Проводив машину горящим взглядом (и не имея, увы, никакой возможности броситься вдогонку), Кирилл схватил друга за предплечье.

– Опиши ее!

– Кого? – спросил Женька с легким недоумением.

– Женщину, которая села в машину. Она высокая?

Женька ухмыльнулся.

– Еще бы. И ноги – от ушей.

– Блондинка, брюнетка? Во что она была одета?

– Не блондинка, точно. А одета… – Женька пожал плечами, – Как может быть одета дамочка, разъезжающая на такой шикарной "тачке"? Уж ясно, что шмотки на ней были не с барахолки…

– Анна, – пробормотал Кирилл.

Женька от изумления даже приоткрыл рот.

– Ты ее знаешь?

Кирилл в свою очередь неопределенно пожал плечами и разговор свернул.

Чтобы на следующий день поехать в Луговку и убедиться хотя бы в одном – том, что Анна не продала отцовскую дачу.

А раз она ее не продала, значит, предполагает вернуться в Город.

…Логично, конечно, но тут же возникал следующий вопрос – если она вернулась и не поставила Кирилла в известность о своем приезде, значит…

Значит, ей это и ни к чему.

Подобную мысль он от себя отогнал, приближаясь к старенькому двухэтажному коттеджу в окружении яблоневых деревьев, только зацветающих.

Нагнувшись, Кирилл нашарил под третьей ступенькой крыльца ключ (без особой надежды его обнаружить… впрочем, замок был настолько прост, что его умеючи можно было вскрыть и шпилькой).

Уже открыв дверь, Кирилл услышал позади себя оклик:

– Эй, малой!

Он с замиранием сердца обернулся.

На него, чуть сощурившись, смотрел мужчина лет пятидесяти (или чуть больше), с брюшком, лысеющий, с лицом в красных прожилках и мясистым носом. Одет он был как типичный дачник и одновременно отставник – то бишь, в старые армейские штаны и армейскую вылинявшую рубаху.

– Ну че, – невозмутимо продолжал отставник, – Продала, значит, эта фифа банкирская халупу своего отца? Ну, ясно, – мужчина ухмыльнулся, продемонстрировав небезупречные зубы, – У ее муженька, небось, в Испании вилла, в Италии дворец… Умеют эти ворюги шиковать на народные денежки!

Кирилл мысленно перевел дыхание – значит, за вора его не приняли.

В свою очередь пожал плечами, решив идти "ва-банк".

– Да нет, – произнес он как можно небрежнее, – Как раз не продала.
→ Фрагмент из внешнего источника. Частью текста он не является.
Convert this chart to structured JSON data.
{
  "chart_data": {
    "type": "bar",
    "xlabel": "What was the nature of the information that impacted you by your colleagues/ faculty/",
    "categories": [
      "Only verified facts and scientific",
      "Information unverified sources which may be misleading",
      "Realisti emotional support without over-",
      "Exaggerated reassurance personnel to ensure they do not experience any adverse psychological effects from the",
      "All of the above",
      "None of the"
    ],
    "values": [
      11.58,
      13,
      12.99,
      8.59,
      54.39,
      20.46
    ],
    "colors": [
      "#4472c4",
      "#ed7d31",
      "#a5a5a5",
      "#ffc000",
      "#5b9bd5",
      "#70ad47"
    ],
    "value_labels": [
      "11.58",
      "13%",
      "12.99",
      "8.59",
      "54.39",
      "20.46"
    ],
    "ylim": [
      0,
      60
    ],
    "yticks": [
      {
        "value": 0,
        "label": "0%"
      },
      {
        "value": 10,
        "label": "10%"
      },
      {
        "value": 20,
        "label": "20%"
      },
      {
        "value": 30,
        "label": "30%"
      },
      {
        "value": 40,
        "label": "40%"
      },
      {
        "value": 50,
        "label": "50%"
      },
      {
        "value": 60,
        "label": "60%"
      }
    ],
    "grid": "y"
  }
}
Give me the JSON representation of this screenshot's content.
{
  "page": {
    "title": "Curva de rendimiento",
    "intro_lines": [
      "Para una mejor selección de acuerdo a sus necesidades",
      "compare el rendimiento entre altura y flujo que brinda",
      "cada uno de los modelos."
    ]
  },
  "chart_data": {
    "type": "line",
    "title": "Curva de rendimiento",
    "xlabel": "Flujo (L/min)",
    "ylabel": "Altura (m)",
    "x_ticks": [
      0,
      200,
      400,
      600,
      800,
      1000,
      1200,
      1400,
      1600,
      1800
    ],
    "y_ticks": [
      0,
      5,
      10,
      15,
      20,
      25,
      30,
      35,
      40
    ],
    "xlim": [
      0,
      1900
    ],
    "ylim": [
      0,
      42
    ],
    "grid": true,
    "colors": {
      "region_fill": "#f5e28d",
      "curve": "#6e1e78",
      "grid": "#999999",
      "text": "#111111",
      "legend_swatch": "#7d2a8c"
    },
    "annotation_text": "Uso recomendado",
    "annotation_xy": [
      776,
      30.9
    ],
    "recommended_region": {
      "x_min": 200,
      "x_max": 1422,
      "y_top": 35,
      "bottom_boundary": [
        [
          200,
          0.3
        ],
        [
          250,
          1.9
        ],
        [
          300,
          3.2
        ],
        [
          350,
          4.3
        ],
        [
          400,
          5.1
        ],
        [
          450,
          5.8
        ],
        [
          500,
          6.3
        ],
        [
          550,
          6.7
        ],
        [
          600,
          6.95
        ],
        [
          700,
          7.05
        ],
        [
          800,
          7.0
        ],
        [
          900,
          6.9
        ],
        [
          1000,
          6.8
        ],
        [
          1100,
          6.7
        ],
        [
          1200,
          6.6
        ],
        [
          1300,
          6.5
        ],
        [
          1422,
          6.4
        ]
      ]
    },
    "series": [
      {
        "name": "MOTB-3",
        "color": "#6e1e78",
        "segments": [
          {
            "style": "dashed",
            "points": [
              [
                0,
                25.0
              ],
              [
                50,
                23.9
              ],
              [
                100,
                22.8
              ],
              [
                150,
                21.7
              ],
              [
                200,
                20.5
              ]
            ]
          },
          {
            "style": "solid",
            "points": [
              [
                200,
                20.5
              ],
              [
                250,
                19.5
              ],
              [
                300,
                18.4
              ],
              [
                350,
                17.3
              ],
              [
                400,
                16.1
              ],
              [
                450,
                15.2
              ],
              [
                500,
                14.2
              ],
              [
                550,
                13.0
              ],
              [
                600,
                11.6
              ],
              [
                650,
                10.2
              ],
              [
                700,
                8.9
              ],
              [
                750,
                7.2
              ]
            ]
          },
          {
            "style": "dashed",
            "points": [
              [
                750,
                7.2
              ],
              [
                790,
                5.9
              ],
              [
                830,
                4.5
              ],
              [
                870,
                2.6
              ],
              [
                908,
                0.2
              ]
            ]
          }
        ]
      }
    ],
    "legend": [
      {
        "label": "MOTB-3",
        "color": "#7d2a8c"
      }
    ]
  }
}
Меня просили сюда приехать, взглянуть, все ли в порядке…

Блекло-голубые глазенки дачника немедленно приобрели неприязненное выражение.

– А, так ты, значит, им прислуживаешь… Погоди, я ж тебя видел в прошлом году. Привозил ты сюда свою, – откровенно грязная ухмылка, – Хозяйку… Ну и как? Платят нормально? Цыганочку не заставляют плясать, а, цыганенок? – рожа отставника все больше краснела, – Как же, не помню, называют таких как ты, смазливеньких – жи… жо…
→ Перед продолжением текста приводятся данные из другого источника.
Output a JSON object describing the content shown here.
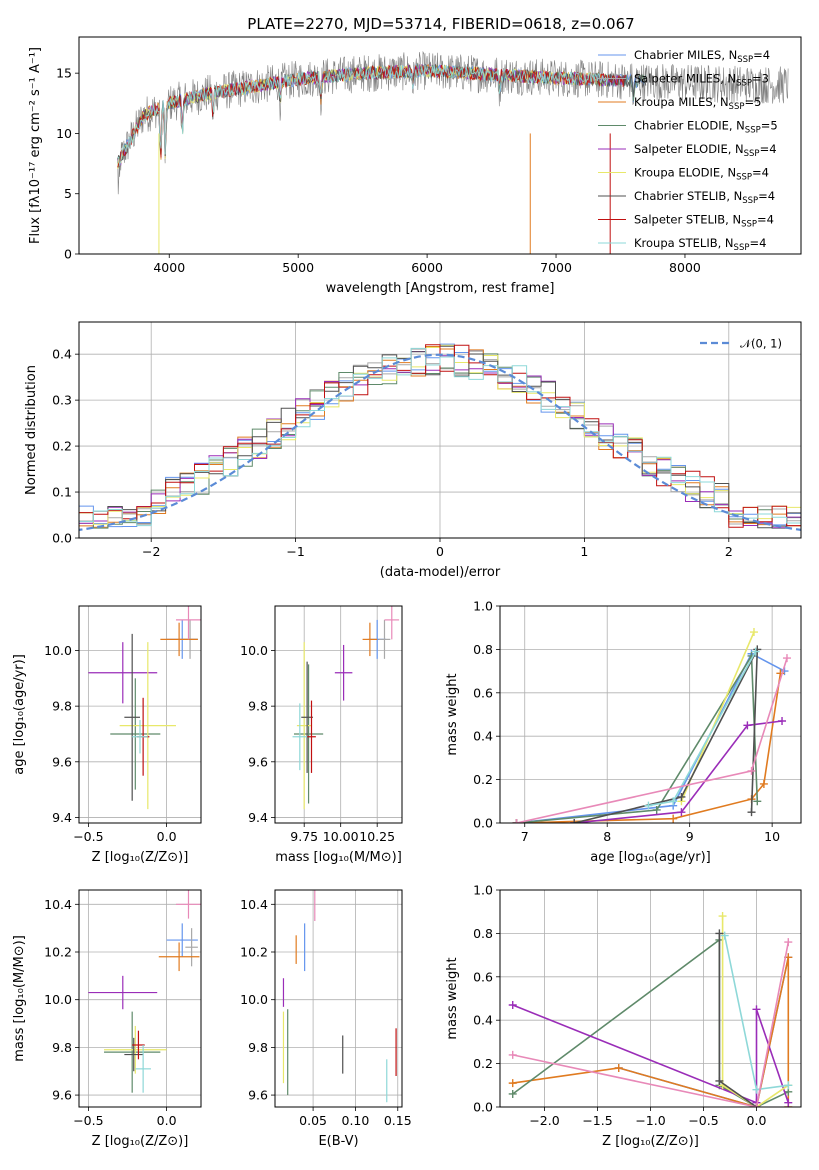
{
  "figure": {
    "title": "PLATE=2270, MJD=53714, FIBERID=0618, z=0.067"
  },
  "palette": [
    "#6495ED",
    "#A9A9A9",
    "#E07B20",
    "#5F8A6A",
    "#9A2DB8",
    "#E8E86A",
    "#505050",
    "#C01010",
    "#8ED8D8"
  ],
  "chart_data": [
    {
      "id": "spectrum",
      "type": "line",
      "xlabel": "wavelength [Angstrom, rest frame]",
      "ylabel": "Flux [fλ10⁻¹⁷ erg cm⁻² s⁻¹ A⁻¹]",
      "xlim": [
        3300,
        8900
      ],
      "ylim": [
        0,
        18
      ],
      "xticks": [
        4000,
        5000,
        6000,
        7000,
        8000
      ],
      "yticks": [
        0,
        5,
        10,
        15
      ],
      "grid": false,
      "legend": "top-right",
      "x_range": [
        3600,
        7700
      ],
      "data_line_color": "#808080",
      "data_line_x_range": [
        3600,
        8800
      ],
      "series": [
        {
          "name": "Chabrier MILES, N_SSP=4",
          "label": "Chabrier MILES, N",
          "sub": "SSP",
          "suffix": "=4",
          "color": "#6495ED"
        },
        {
          "name": "Salpeter MILES, N_SSP=3",
          "label": "Salpeter MILES, N",
          "sub": "SSP",
          "suffix": "=3",
          "color": "#A9A9A9"
        },
        {
          "name": "Kroupa MILES, N_SSP=5",
          "label": "Kroupa MILES, N",
          "sub": "SSP",
          "suffix": "=5",
          "color": "#E07B20"
        },
        {
          "name": "Chabrier ELODIE, N_SSP=5",
          "label": "Chabrier ELODIE, N",
          "sub": "SSP",
          "suffix": "=5",
          "color": "#5F8A6A"
        },
        {
          "name": "Salpeter ELODIE, N_SSP=4",
          "label": "Salpeter ELODIE, N",
          "sub": "SSP",
          "suffix": "=4",
          "color": "#9A2DB8"
        },
        {
          "name": "Kroupa ELODIE, N_SSP=4",
          "label": "Kroupa ELODIE, N",
          "sub": "SSP",
          "suffix": "=4",
          "color": "#E8E86A"
        },
        {
          "name": "Chabrier STELIB, N_SSP=4",
          "label": "Chabrier STELIB, N",
          "sub": "SSP",
          "suffix": "=4",
          "color": "#505050"
        },
        {
          "name": "Salpeter STELIB, N_SSP=4",
          "label": "Salpeter STELIB, N",
          "sub": "SSP",
          "suffix": "=4",
          "color": "#C01010"
        },
        {
          "name": "Kroupa STELIB, N_SSP=4",
          "label": "Kroupa STELIB, N",
          "sub": "SSP",
          "suffix": "=4",
          "color": "#8ED8D8"
        }
      ],
      "continuum": [
        [
          3600,
          7.5
        ],
        [
          3700,
          9.5
        ],
        [
          3800,
          11.5
        ],
        [
          4000,
          12.5
        ],
        [
          4300,
          13.3
        ],
        [
          4600,
          13.8
        ],
        [
          5000,
          14.5
        ],
        [
          5500,
          15.0
        ],
        [
          6000,
          15.2
        ],
        [
          6500,
          14.9
        ],
        [
          7000,
          14.6
        ],
        [
          7500,
          14.4
        ],
        [
          8000,
          14.2
        ],
        [
          8800,
          14.0
        ]
      ]
    },
    {
      "id": "residuals",
      "type": "step",
      "xlabel": "(data-model)/error",
      "ylabel": "Normed distribution",
      "xlim": [
        -2.5,
        2.5
      ],
      "ylim": [
        0,
        0.47
      ],
      "xticks": [
        -2,
        -1,
        0,
        1,
        2
      ],
      "yticks": [
        0.0,
        0.1,
        0.2,
        0.3,
        0.4
      ],
      "grid": true,
      "legend": "top-right",
      "reference": {
        "label": "𝒩(0, 1)",
        "color": "#5B8BD6",
        "style": "dashed"
      },
      "bin_width": 0.1
    },
    {
      "id": "age_vs_Z",
      "type": "errorbar",
      "xlabel": "Z [log₁₀(Z/Z⊙)]",
      "ylabel": "age  [log₁₀(age/yr)]",
      "xlim": [
        -0.56,
        0.22
      ],
      "ylim": [
        9.38,
        10.16
      ],
      "xticks": [
        -0.5,
        0.0
      ],
      "yticks": [
        9.4,
        9.6,
        9.8,
        10.0
      ],
      "grid": true,
      "points": [
        {
          "x": 0.1,
          "y": 10.04,
          "xerr": 0.1,
          "yerr": 0.07,
          "color": "#6495ED"
        },
        {
          "x": 0.15,
          "y": 10.04,
          "xerr": 0.05,
          "yerr": 0.07,
          "color": "#A9A9A9"
        },
        {
          "x": 0.08,
          "y": 10.04,
          "xerr": 0.12,
          "yerr": 0.06,
          "color": "#E07B20"
        },
        {
          "x": -0.2,
          "y": 9.7,
          "xerr": 0.16,
          "yerr": 0.2,
          "color": "#5F8A6A"
        },
        {
          "x": -0.28,
          "y": 9.92,
          "xerr": 0.22,
          "yerr": 0.11,
          "color": "#9A2DB8"
        },
        {
          "x": -0.12,
          "y": 9.73,
          "xerr": 0.18,
          "yerr": 0.3,
          "color": "#E8E86A"
        },
        {
          "x": -0.22,
          "y": 9.76,
          "xerr": 0.05,
          "yerr": 0.3,
          "color": "#505050"
        },
        {
          "x": -0.15,
          "y": 9.69,
          "xerr": 0.04,
          "yerr": 0.14,
          "color": "#C01010"
        },
        {
          "x": -0.17,
          "y": 9.69,
          "xerr": 0.05,
          "yerr": 0.06,
          "color": "#8ED8D8"
        },
        {
          "x": 0.14,
          "y": 10.11,
          "xerr": 0.08,
          "yerr": 0.07,
          "color": "#E889B8"
        }
      ]
    },
    {
      "id": "age_vs_mass",
      "type": "errorbar",
      "xlabel": "mass [log₁₀(M/M⊙)]",
      "ylabel": "",
      "xlim": [
        9.55,
        10.42
      ],
      "ylim": [
        9.38,
        10.16
      ],
      "xticks": [
        9.75,
        10.0,
        10.25
      ],
      "yticks": [
        9.4,
        9.6,
        9.8,
        10.0
      ],
      "grid": true,
      "points": [
        {
          "x": 10.25,
          "y": 10.04,
          "xerr": 0.06,
          "yerr": 0.07,
          "color": "#6495ED"
        },
        {
          "x": 10.3,
          "y": 10.04,
          "xerr": 0.04,
          "yerr": 0.07,
          "color": "#A9A9A9"
        },
        {
          "x": 10.2,
          "y": 10.04,
          "xerr": 0.05,
          "yerr": 0.06,
          "color": "#E07B20"
        },
        {
          "x": 9.78,
          "y": 9.7,
          "xerr": 0.1,
          "yerr": 0.25,
          "color": "#5F8A6A"
        },
        {
          "x": 10.02,
          "y": 9.92,
          "xerr": 0.06,
          "yerr": 0.1,
          "color": "#9A2DB8"
        },
        {
          "x": 9.75,
          "y": 9.73,
          "xerr": 0.05,
          "yerr": 0.3,
          "color": "#E8E86A"
        },
        {
          "x": 9.77,
          "y": 9.76,
          "xerr": 0.04,
          "yerr": 0.2,
          "color": "#505050"
        },
        {
          "x": 9.8,
          "y": 9.69,
          "xerr": 0.03,
          "yerr": 0.13,
          "color": "#C01010"
        },
        {
          "x": 9.72,
          "y": 9.69,
          "xerr": 0.05,
          "yerr": 0.12,
          "color": "#8ED8D8"
        },
        {
          "x": 10.35,
          "y": 10.11,
          "xerr": 0.05,
          "yerr": 0.07,
          "color": "#E889B8"
        }
      ]
    },
    {
      "id": "massweight_vs_age",
      "type": "line",
      "xlabel": "age  [log₁₀(age/yr)]",
      "ylabel": "mass weight",
      "xlim": [
        6.7,
        10.35
      ],
      "ylim": [
        0,
        1.0
      ],
      "xticks": [
        7,
        8,
        9,
        10
      ],
      "yticks": [
        0.0,
        0.2,
        0.4,
        0.6,
        0.8,
        1.0
      ],
      "grid": true,
      "series": [
        {
          "color": "#6495ED",
          "x": [
            6.9,
            8.8,
            9.75,
            10.15
          ],
          "y": [
            0.0,
            0.08,
            0.78,
            0.7
          ]
        },
        {
          "color": "#E07B20",
          "x": [
            6.9,
            8.8,
            9.75,
            9.9,
            10.1
          ],
          "y": [
            0.0,
            0.02,
            0.11,
            0.18,
            0.69
          ]
        },
        {
          "color": "#5F8A6A",
          "x": [
            6.9,
            8.6,
            9.75,
            9.82
          ],
          "y": [
            0.0,
            0.06,
            0.77,
            0.1
          ]
        },
        {
          "color": "#9A2DB8",
          "x": [
            7.6,
            8.9,
            9.7,
            10.12
          ],
          "y": [
            0.0,
            0.05,
            0.45,
            0.47
          ]
        },
        {
          "color": "#E8E86A",
          "x": [
            8.9,
            9.78
          ],
          "y": [
            0.1,
            0.88
          ]
        },
        {
          "color": "#505050",
          "x": [
            7.6,
            8.9,
            9.82,
            9.75
          ],
          "y": [
            0.0,
            0.12,
            0.8,
            0.05
          ]
        },
        {
          "color": "#8ED8D8",
          "x": [
            8.5,
            8.8,
            9.8
          ],
          "y": [
            0.08,
            0.1,
            0.79
          ]
        },
        {
          "color": "#E889B8",
          "x": [
            6.9,
            9.75,
            10.18
          ],
          "y": [
            0.0,
            0.24,
            0.76
          ]
        }
      ]
    },
    {
      "id": "mass_vs_Z",
      "type": "errorbar",
      "xlabel": "Z [log₁₀(Z/Z⊙)]",
      "ylabel": "mass [log₁₀(M/M⊙)]",
      "xlim": [
        -0.56,
        0.22
      ],
      "ylim": [
        9.55,
        10.46
      ],
      "xticks": [
        -0.5,
        0.0
      ],
      "yticks": [
        9.6,
        9.8,
        10.0,
        10.2,
        10.4
      ],
      "grid": true,
      "points": [
        {
          "x": 0.1,
          "y": 10.25,
          "xerr": 0.1,
          "yerr": 0.07,
          "color": "#6495ED"
        },
        {
          "x": 0.16,
          "y": 10.22,
          "xerr": 0.04,
          "yerr": 0.08,
          "color": "#A9A9A9"
        },
        {
          "x": 0.08,
          "y": 10.18,
          "xerr": 0.13,
          "yerr": 0.06,
          "color": "#E07B20"
        },
        {
          "x": -0.22,
          "y": 9.78,
          "xerr": 0.18,
          "yerr": 0.17,
          "color": "#5F8A6A"
        },
        {
          "x": -0.28,
          "y": 10.03,
          "xerr": 0.22,
          "yerr": 0.07,
          "color": "#9A2DB8"
        },
        {
          "x": -0.2,
          "y": 9.79,
          "xerr": 0.2,
          "yerr": 0.1,
          "color": "#E8E86A"
        },
        {
          "x": -0.21,
          "y": 9.77,
          "xerr": 0.06,
          "yerr": 0.07,
          "color": "#505050"
        },
        {
          "x": -0.18,
          "y": 9.81,
          "xerr": 0.04,
          "yerr": 0.06,
          "color": "#C01010"
        },
        {
          "x": -0.15,
          "y": 9.71,
          "xerr": 0.05,
          "yerr": 0.1,
          "color": "#8ED8D8"
        },
        {
          "x": 0.14,
          "y": 10.4,
          "xerr": 0.08,
          "yerr": 0.06,
          "color": "#E889B8"
        }
      ]
    },
    {
      "id": "mass_vs_EBV",
      "type": "errorbar",
      "xlabel": "E(B-V)",
      "ylabel": "",
      "xlim": [
        0.005,
        0.155
      ],
      "ylim": [
        9.55,
        10.46
      ],
      "xticks": [
        0.05,
        0.1,
        0.15
      ],
      "yticks": [
        9.6,
        9.8,
        10.0,
        10.2,
        10.4
      ],
      "grid": true,
      "points": [
        {
          "x": 0.04,
          "y": 10.22,
          "xerr": 0,
          "yerr": 0.1,
          "color": "#6495ED"
        },
        {
          "x": 0.03,
          "y": 10.21,
          "xerr": 0,
          "yerr": 0.06,
          "color": "#E07B20"
        },
        {
          "x": 0.02,
          "y": 9.78,
          "xerr": 0,
          "yerr": 0.18,
          "color": "#5F8A6A"
        },
        {
          "x": 0.015,
          "y": 10.03,
          "xerr": 0,
          "yerr": 0.06,
          "color": "#9A2DB8"
        },
        {
          "x": 0.015,
          "y": 9.8,
          "xerr": 0,
          "yerr": 0.15,
          "color": "#E8E86A"
        },
        {
          "x": 0.085,
          "y": 9.77,
          "xerr": 0,
          "yerr": 0.08,
          "color": "#505050"
        },
        {
          "x": 0.148,
          "y": 9.78,
          "xerr": 0,
          "yerr": 0.1,
          "color": "#C01010"
        },
        {
          "x": 0.137,
          "y": 9.66,
          "xerr": 0,
          "yerr": 0.09,
          "color": "#8ED8D8"
        },
        {
          "x": 0.052,
          "y": 10.4,
          "xerr": 0,
          "yerr": 0.07,
          "color": "#E889B8"
        }
      ]
    },
    {
      "id": "massweight_vs_Z",
      "type": "line",
      "xlabel": "Z [log₁₀(Z/Z⊙)]",
      "ylabel": "mass weight",
      "xlim": [
        -2.42,
        0.42
      ],
      "ylim": [
        0,
        1.0
      ],
      "xticks": [
        -2.0,
        -1.5,
        -1.0,
        -0.5,
        0.0
      ],
      "yticks": [
        0.0,
        0.2,
        0.4,
        0.6,
        0.8,
        1.0
      ],
      "grid": true,
      "series": [
        {
          "color": "#6495ED",
          "x": [
            -1.3,
            0.0,
            0.3
          ],
          "y": [
            0.18,
            0.0,
            0.69
          ]
        },
        {
          "color": "#E07B20",
          "x": [
            -2.3,
            -1.3,
            0.0,
            0.3,
            0.3
          ],
          "y": [
            0.11,
            0.18,
            0.0,
            0.69,
            0.0
          ]
        },
        {
          "color": "#5F8A6A",
          "x": [
            -2.3,
            -0.35,
            -0.35,
            0.0,
            0.3
          ],
          "y": [
            0.06,
            0.77,
            0.1,
            0.0,
            0.07
          ]
        },
        {
          "color": "#9A2DB8",
          "x": [
            -2.3,
            0.0,
            0.0,
            0.3
          ],
          "y": [
            0.47,
            0.02,
            0.45,
            0.02
          ]
        },
        {
          "color": "#E8E86A",
          "x": [
            -0.32,
            -0.32,
            0.0,
            0.3
          ],
          "y": [
            0.88,
            0.1,
            0.0,
            0.1
          ]
        },
        {
          "color": "#505050",
          "x": [
            -0.35,
            -0.35,
            0.0
          ],
          "y": [
            0.8,
            0.12,
            0.0
          ]
        },
        {
          "color": "#8ED8D8",
          "x": [
            -0.3,
            0.0,
            0.3
          ],
          "y": [
            0.79,
            0.08,
            0.1
          ]
        },
        {
          "color": "#E889B8",
          "x": [
            -2.3,
            0.0,
            0.3
          ],
          "y": [
            0.24,
            0.0,
            0.76
          ]
        }
      ]
    }
  ]
}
Кирилл сильнее стиснул челюсти. Он отнюдь не испытывал симпатии к таким, как г-н Зарецкий, но по его мнению, подобные "поборники социальной справедливости", реально способные лишь жрать водку да третировать домашних (и безусловно хаять родную державу), были не менее отвратительны. С каким удовольствием он впечатал бы свой кулак в широкую морду… однако, сдержался. И больше не обращая внимания на мужика (и так было ясно – после вчерашних возлияний он успел опохмелиться и теперь его тянуло "на подвиги"), вошел в дом.